Step 2 - Document Your Process, Findings, and Actions

Under the HIPAA Security Rule it’s required that all activities, policies, and procedures are well documented. By keeping record, a wealth of knowledge can be built and used to enhance security protocols.

Step 3 - Review Existing Security of ePHI (Perform Security Risk Analysis)

By performing risk analyses, vulnerabilities in the system can be identified. Further, it will also provide opportunities to enhance security within the IT ecosystem.

Step 4 - Develop an Action Plan

Keep developing an action plan and keep revising it. Further, keep educating staff about ongoing security analyses and ensure that security is a priority. The action plan should also have a clear structure of responsibilities and should always involve a PHI/EHR developer.

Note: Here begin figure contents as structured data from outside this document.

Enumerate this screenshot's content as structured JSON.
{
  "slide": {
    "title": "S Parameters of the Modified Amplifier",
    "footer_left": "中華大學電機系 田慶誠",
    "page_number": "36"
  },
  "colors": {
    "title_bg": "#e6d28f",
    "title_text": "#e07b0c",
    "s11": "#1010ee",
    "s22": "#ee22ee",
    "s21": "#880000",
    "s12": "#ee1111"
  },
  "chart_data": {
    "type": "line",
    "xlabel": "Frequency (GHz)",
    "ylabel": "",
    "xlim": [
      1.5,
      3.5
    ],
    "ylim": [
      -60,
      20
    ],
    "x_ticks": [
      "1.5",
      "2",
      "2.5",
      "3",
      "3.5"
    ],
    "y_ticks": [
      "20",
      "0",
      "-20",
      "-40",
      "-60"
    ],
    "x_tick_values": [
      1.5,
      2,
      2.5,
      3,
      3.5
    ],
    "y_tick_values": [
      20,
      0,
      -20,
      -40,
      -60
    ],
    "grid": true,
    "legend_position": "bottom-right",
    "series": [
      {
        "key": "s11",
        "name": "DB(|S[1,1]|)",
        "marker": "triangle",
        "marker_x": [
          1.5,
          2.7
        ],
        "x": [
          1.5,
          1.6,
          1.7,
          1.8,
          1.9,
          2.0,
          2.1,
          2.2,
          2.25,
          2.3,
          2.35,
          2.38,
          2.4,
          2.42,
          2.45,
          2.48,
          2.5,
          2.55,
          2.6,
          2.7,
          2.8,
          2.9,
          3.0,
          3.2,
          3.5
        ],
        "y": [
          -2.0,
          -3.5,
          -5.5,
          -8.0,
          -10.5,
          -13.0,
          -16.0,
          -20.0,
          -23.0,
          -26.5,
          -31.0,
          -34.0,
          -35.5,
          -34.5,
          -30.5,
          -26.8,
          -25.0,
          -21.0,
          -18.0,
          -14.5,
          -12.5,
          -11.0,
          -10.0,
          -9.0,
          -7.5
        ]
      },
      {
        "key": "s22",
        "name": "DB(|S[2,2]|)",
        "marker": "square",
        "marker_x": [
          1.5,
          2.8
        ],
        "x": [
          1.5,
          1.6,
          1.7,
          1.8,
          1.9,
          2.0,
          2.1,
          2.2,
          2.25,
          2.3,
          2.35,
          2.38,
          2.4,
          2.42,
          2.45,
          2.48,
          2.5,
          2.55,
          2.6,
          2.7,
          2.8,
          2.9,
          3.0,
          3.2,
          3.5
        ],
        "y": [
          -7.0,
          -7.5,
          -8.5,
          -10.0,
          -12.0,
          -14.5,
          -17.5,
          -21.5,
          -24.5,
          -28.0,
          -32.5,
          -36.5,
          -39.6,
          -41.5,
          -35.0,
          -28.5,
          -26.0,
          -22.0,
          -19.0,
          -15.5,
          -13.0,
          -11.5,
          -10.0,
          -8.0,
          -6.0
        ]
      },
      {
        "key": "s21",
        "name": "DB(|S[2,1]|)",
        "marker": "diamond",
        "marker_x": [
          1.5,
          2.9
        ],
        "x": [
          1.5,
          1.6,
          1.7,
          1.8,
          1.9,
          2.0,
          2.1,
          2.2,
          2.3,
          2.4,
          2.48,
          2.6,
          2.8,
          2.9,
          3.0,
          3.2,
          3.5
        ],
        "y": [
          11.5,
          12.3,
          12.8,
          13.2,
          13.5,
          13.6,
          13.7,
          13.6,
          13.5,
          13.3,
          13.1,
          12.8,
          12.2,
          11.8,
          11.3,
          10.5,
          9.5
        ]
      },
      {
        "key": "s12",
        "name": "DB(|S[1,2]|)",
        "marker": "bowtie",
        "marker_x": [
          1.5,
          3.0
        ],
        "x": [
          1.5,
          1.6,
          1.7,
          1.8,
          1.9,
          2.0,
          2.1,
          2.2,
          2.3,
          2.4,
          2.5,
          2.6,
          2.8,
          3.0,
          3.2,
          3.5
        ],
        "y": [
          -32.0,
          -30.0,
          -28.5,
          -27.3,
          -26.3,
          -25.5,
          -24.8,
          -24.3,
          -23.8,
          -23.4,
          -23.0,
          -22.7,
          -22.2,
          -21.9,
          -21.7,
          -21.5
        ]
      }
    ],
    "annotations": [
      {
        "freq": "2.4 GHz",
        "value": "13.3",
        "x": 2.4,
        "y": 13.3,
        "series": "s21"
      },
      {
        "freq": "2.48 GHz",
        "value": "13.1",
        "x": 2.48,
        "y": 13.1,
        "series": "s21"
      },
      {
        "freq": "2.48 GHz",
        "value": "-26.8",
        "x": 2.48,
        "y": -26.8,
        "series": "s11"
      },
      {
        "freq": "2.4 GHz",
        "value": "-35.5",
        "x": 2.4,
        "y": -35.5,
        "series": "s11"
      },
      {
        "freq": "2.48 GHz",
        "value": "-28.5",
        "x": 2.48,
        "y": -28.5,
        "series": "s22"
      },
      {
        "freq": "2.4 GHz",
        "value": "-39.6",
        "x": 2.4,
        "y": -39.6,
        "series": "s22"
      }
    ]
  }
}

The action plan will need to incorporate organizational standards, physical, administrative and technical safeguards, procedures, and policies.

Step 5 - Manage and Mitigate Risks

This process will require an implementation of an action plan, educating and training staff to reduce breaches, clear communication with patients, and updating business associated contracts.

Step 6 - Attest for Meaningful Use Security Related Objective

Meaningful Use Programs were developed to help providers transition to EHRs to improve efficiency, quality, and safety of patient healthcare. Register for the EHR Incentive Programs after fulfilling the security risk analysis. Theoretically, don’t attest until a risk analysis has been performed, documented, and deficiencies have been identified and resolved.

Step 7 - Monitor, Audit, and Update Security on an Ongoing Basis

HIPAA Security Rule mandates that audit controls are incorporated and used. This will enable monitoring of effectiveness and adequacy of security protocols. Further, it’s a good idea to get another IT administrator and EHR developer to work together on the audit and monitoring functions. The functions also need to be scaled to the size of the healthcare practice.

PHI and EHR security protocols will continue to evolve next year and those in health IT need to stay on top of any changes. 2016 will also see a trend of driving costs down while improving patient and staff engagement, integrity of revenue, technology tools, and provider integration and consolidation.

Consolidation and integration processes have already started on merging physician and hospital revenue cycles under a single platform and leadership structure. However, there will be an expansion of post-acute care services. Patient engagement and satisfaction is also becoming vital as Medicare ties patient satisfaction to reimbursement. So expect a lot more changes to take place over 2016.

What’s been your experience with EHR and PHI security? Was the transition smooth or highly complex?